Motoneurons and motoneuron-like pancreatic β cells arise from radial glia and ductal cells, respectively, both tube-lining progenitors that share molecular regulators. To uncover programs underlying motoneuron formation, we studied a similar, cell-division-independent transformation of the C. elegans tube-lining Y cell into the PDA motoneuron. We find that
lin-12/Notch acts through
ngn-1/Ngn and its regulator
hlh-16/Olig to control transformation timing.
lin-12 loss blocks transformation, while
lin-12(gf) promotes precocious PDA formation. Early basal expression of
ngn-1/Ngn and
hlh-16/Olig depends on
sem-4/Sall and
egl-5/Hox. Later, coincident with Y cell morphological changes,
ngn-1/Ngn expression is upregulated in a
sem-4/Sall and
egl-5/Hox-dependent but
hlh-16/Olig-independent manner.
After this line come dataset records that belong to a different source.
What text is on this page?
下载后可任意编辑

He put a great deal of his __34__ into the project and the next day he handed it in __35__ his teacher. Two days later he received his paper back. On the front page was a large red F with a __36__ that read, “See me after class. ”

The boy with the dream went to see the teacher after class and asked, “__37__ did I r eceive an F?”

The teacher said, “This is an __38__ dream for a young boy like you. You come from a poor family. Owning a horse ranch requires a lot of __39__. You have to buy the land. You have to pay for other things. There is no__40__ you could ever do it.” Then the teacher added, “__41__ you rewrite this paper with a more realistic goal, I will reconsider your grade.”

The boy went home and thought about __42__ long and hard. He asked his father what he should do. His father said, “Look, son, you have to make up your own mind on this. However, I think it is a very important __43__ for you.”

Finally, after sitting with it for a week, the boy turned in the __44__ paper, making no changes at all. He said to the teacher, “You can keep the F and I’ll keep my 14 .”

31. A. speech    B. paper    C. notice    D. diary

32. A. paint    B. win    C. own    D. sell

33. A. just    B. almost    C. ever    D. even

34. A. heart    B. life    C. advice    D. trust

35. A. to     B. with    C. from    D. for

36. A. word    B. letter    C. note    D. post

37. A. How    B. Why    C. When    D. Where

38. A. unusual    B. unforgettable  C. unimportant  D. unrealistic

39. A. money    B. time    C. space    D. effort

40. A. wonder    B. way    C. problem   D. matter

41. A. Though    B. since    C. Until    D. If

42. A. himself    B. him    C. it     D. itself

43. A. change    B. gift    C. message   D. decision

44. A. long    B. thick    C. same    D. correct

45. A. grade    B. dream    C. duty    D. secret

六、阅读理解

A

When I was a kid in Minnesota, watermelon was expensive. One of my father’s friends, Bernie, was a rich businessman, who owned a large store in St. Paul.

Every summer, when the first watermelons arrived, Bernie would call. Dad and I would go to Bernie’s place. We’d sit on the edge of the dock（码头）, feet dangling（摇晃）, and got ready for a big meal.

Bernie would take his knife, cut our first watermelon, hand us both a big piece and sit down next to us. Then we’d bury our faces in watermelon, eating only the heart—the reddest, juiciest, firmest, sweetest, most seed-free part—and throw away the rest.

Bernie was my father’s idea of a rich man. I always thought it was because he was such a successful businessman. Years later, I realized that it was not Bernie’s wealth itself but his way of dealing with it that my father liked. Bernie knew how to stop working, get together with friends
Subsequently, Y cell retrograde extension forms an anchored process priming PDA axon extension. Extension requires
ngn-1-dependent expression of the cytoskeleton organizers UNC-119, UNC-44/ANK, and UNC-33/CRMP, which also activate PDA terminal-gene expression. Our findings uncover cell-division-independent regulatory events leading to motoneuron generation, suggesting a conserved pathway for epithelial-to-motoneuron/motoneuron-like cell differentiation.